Cette culture de la transmission, tu penses l’avoir développé par ce que c’est aussi un procédé qui serait inhérent au rap ?

Je ne saurais pas dire. Je pense que c’est important de diversifier ses activités. Être en studio seul m’ennuie vite. Hier je suis arrivé en ne connaissant personne, et là en 3 jours il faut que je trouve de l’énergie dans 11 artistes, en parvenant à les motiver, à leur faire confiance, à respecter un timing. C’est contraignant mais c’est excitant ! Là, jour 2, on a 0 morceaux enregistrés, dans 24h on doit en avoir 11, c’est hyper stimulant (rire). Mais je sais qu’on va le faire.

Travailler avec des contraintes ne te fais pas peur du tout ?

Non c’est la base la contrainte. Il n’y a que dans la contrainte qu’on peut faire de la véritable création. Rick Rubin disait que ce qui compte c’est d’avoir tous les feutres de chaque couleur mais de ne pas tous les utiliser.

Avant de se quitter, je voulais parler un peu avec toi de ton action militante au niveau de la musique. Peux-tu nous en dire un peu plus sur ce que tu fais dans ce cadre-ci et pourquoi c’est important pour toi ?

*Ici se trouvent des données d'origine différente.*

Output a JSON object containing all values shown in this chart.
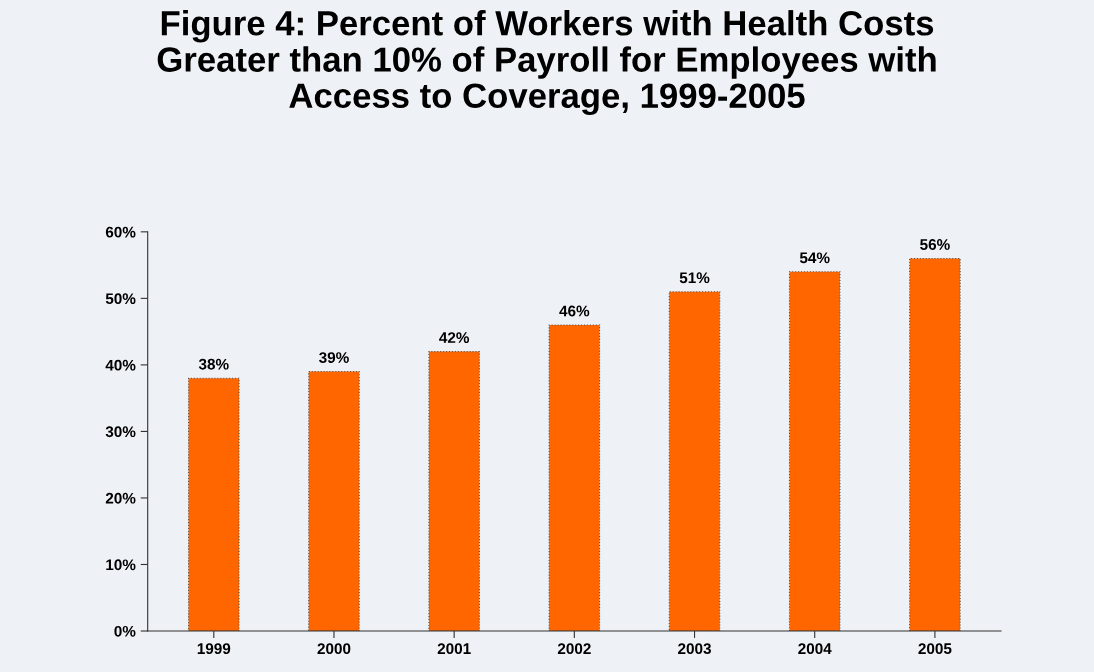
{
  "chart_data": {
    "type": "bar",
    "title": "Figure 4: Percent of Workers with Health Costs\nGreater than 10% of Payroll for Employees with\nAccess to Coverage, 1999-2005",
    "categories": [
      "1999",
      "2000",
      "2001",
      "2002",
      "2003",
      "2004",
      "2005"
    ],
    "values": [
      38,
      39,
      42,
      46,
      51,
      54,
      56
    ],
    "value_labels": [
      "38%",
      "39%",
      "42%",
      "46%",
      "51%",
      "54%",
      "56%"
    ],
    "color": "#ff6600",
    "ylim": [
      0,
      60
    ],
    "yticks": [
      {
        "value": 0,
        "label": "0%"
      },
      {
        "value": 10,
        "label": "10%"
      },
      {
        "value": 20,
        "label": "20%"
      },
      {
        "value": 30,
        "label": "30%"
      },
      {
        "value": 40,
        "label": "40%"
      },
      {
        "value": 50,
        "label": "50%"
      },
      {
        "value": 60,
        "label": "60%"
      }
    ],
    "grid": false,
    "legend": false
  }
}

Mon propos ici, c’est que les nouvelles esthétiques et les nouveaux artistes doivent être conscient de l’industrie dans laquelle ils s’inscrivent. Prendre à bras le corps les outils et les institutions, c’est très important, il y a un pont qui doit être fait entre d’un côté l’Etat et d’un autre les artistes. D’un côté il y a des institutions qui n’ont aucun problème avec le rap mais qui n’ont parfois pas les canaux de communication pour traiter avec les artistes, et de l’autre côté, tu as une poignée d’artistes qui connaît l’ensemble des aides possibles à la création. Parfois ce n’est pas le cas des artistes rap, surtout les plus jeunes. Donc ça forme de la désinformation. Il y a eu par exemple cet article de Ventes Rap sur cette histoire de « Taxe Anti Rap », bon ce n’est pas exactement ça. Mais comme ni les un ni les autres ne parlent ensemble, des tensions se créent toutes seules, souvent fondées sur rien. C’est aussi de la faute du CNM (Centre Nationale de la Musique), de ne pas savoir communiquer avec cette musique. J’en parle souvent avec eux. Ils doivent faire un plus gros effort de formation pour qu’ils montrent aux artistes ce qu’ils sont capables de faire. Savoir par quel canal il faut passer, comment on peut s’impliquer, sinon les choses ne vont pas avancer. Mais pour évoluer là dessus, les artistes doivent également s’impliquer de leur côté. C’est donc également pour ça que je suis heureux d’être présent sur ces trois jours, pour également tenter de sensibiliser autour de ces questions qui sont pour moi fondamentales.